WASHINGTON (Agencies)
Former defense secretary Donald Rumsfeld and other top administration officials are responsible for abuse of detainees in U.S. custody, a Senate report said Thursday.
"Rumsfeld's authorization of aggressive interrogation techniques for use at Guantanamo Bay was a direct cause of detainee abuse there" and "influenced and contributed to the use of abusive techniques... in Afghanistan and Iraq," the report concluded.
"The message from top officials was clear; it was acceptable to use degrading and abusive techniques against detainees," said Democratic Senator Carl Levin, who chairs the Senate Armed Services Committee that produced the report.

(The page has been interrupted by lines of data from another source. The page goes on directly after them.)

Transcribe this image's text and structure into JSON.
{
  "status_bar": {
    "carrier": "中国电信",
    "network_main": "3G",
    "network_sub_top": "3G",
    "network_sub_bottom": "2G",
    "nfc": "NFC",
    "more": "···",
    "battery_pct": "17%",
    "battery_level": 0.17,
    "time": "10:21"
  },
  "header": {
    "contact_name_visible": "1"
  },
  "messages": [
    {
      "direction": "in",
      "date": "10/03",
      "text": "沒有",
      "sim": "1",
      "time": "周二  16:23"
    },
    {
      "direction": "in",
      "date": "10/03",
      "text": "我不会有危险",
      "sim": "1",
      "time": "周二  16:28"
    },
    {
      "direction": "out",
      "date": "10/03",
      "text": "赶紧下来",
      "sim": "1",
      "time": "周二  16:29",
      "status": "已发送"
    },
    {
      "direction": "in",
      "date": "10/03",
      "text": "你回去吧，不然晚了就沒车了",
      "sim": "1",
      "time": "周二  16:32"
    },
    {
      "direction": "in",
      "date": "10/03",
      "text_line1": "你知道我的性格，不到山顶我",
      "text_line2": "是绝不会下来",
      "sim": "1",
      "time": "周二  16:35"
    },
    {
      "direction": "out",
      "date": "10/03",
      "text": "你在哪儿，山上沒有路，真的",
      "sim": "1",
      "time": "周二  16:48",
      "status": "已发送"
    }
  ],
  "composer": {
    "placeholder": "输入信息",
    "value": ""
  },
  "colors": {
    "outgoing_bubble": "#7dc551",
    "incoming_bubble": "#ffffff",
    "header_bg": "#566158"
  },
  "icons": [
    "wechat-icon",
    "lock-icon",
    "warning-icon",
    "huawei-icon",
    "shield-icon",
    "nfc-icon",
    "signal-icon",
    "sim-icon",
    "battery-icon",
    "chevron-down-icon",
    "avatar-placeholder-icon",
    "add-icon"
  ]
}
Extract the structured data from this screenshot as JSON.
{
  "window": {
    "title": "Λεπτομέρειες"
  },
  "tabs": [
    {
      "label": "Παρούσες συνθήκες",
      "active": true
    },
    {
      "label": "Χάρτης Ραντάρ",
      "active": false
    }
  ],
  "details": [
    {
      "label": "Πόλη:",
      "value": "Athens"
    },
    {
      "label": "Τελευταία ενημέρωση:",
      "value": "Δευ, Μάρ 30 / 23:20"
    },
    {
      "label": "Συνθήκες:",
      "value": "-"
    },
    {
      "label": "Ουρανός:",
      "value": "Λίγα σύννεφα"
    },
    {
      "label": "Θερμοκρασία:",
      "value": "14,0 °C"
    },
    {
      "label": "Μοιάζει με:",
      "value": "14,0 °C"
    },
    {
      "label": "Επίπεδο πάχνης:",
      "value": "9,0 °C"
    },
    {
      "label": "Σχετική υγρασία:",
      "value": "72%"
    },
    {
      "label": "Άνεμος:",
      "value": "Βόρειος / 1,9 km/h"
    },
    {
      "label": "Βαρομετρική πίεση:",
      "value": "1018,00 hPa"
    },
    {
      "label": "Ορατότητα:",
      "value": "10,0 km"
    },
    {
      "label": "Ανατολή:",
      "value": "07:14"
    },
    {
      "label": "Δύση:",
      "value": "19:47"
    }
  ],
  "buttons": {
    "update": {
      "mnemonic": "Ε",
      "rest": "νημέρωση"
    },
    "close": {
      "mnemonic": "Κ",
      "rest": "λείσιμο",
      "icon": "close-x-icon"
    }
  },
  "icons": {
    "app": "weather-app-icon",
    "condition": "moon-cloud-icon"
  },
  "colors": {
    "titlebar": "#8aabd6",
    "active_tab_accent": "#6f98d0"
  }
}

" Interrogation techniques such as stripping detainees of their clothes, placing them in stress positions and using military working dogs to intimidate them appeared in Iraq only after they had been approved for use in Afghanistan and at Guantanamo " Senate report "The abuse of detainees at Abu Ghraib in late 2003 was not simply the result of a few soldiers acting on their own," the executive summary said.
"Interrogation techniques such as stripping detainees of their clothes, placing them in stress positions and using military working dogs to intimidate them appeared in Iraq only after they had been approved for use in Afghanistan and at (Guantanamo)."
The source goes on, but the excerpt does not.